Enclosure, Bawnoges, Co. Dublin
Co. Dublin |
Enclosures
Some of the most intriguing archaeological sites in Ireland are invisible to anyone standing on them.
At Bawnoges in County Dublin, a low earthen enclosure measuring roughly 30 metres long and 18 metres wide exists as a feature that only becomes legible from the air. At ground level, there is simply nothing to see, no ridge underfoot, no shadow in the grass, no hint that the land holds anything at all beneath its ordinary surface.

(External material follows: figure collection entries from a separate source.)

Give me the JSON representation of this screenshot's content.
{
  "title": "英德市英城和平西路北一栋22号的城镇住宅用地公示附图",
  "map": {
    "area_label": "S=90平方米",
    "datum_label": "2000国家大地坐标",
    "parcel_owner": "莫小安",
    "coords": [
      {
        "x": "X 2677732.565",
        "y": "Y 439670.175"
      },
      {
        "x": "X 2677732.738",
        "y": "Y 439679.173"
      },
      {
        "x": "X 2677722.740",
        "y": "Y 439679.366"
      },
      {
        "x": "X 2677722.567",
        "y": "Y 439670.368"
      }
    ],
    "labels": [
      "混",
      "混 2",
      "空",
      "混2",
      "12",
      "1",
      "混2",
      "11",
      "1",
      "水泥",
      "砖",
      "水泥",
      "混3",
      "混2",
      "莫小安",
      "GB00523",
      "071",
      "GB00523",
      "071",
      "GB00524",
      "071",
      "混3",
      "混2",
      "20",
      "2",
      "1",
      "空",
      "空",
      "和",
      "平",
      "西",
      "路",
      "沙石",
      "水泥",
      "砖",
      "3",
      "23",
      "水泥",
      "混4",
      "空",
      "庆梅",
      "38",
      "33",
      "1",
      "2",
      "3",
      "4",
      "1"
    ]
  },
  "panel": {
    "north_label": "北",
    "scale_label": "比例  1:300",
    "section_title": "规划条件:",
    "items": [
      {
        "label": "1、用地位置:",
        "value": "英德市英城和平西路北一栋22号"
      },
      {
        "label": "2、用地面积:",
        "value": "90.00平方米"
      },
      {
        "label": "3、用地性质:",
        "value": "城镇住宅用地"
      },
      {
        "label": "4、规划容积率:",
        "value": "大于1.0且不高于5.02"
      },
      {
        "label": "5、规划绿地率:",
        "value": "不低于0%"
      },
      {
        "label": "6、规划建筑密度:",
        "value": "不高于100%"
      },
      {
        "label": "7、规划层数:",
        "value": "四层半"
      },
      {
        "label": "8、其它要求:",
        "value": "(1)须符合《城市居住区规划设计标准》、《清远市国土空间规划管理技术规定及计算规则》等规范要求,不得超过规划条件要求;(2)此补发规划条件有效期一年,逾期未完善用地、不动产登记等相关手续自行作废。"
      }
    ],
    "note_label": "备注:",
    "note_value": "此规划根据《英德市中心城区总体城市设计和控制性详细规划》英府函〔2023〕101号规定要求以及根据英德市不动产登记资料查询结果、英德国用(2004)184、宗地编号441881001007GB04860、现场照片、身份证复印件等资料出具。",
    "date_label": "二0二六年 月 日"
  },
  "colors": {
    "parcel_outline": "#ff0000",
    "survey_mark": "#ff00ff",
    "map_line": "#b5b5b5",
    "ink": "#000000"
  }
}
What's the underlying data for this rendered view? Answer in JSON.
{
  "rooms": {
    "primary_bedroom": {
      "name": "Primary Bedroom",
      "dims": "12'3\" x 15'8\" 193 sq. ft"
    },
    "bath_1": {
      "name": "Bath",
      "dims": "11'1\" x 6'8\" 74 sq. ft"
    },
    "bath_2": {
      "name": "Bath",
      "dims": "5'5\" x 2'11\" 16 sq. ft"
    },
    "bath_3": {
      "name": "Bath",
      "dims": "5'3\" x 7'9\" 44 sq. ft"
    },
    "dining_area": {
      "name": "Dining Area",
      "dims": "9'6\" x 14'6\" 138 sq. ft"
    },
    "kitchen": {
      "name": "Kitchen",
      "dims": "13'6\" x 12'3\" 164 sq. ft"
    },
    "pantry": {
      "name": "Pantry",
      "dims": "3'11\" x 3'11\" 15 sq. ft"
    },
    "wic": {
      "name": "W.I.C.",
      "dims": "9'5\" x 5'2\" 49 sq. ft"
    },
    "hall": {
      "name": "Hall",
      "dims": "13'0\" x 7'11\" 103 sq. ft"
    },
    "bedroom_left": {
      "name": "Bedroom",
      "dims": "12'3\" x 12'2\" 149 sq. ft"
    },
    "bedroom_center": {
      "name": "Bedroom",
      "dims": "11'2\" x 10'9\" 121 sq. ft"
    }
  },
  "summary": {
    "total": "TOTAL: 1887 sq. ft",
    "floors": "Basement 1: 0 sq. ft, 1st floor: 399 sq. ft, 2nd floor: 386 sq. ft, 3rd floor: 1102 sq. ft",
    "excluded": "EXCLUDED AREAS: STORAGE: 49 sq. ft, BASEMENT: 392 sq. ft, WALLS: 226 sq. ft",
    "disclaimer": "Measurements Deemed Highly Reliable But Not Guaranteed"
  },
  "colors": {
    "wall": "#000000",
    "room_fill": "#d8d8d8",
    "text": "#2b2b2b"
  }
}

What is known about this site comes almost entirely from a single aerial photograph, reference FSI 224/5/6, taken in 1971 and later recorded by archaeologist Geraldine Stout. The photograph shows traces of what appears to be a low bank defining the enclosure's outline, the kind of earthwork that in an Irish context might once have enclosed a farmstead, a burial ground, or a small settlement. Enclosures of this type, sometimes called ring forts or raths depending on their form and function, were once among the most common features of the Irish rural landscape, built and used across many centuries. At Bawnoges, the enclosure's modest dimensions place it at the smaller end of the scale, and without excavation, its age and purpose remain open questions. The site was uploaded to the archaeological record in August 2011, formalising what the 1971 photograph had captured decades earlier.
Because the feature is not visible at ground level, a visit to Bawnoges offers a different kind of experience from the usual heritage site. There is no marker, no interpretive panel, and nothing to orient yourself against once you are standing in the field. The value here is more conceptual than visual, the knowledge that somewhere beneath the ordinary surface of a Dublin townland, a boundary was once drawn by human hands and that it persisted long enough to leave a faint impression readable only from altitude. Anyone with a serious interest in aerial archaeology or landscape history might cross-reference the FSI photograph through the relevant national archive, which would at least provide a clearer sense of where within the townland the traces were recorded.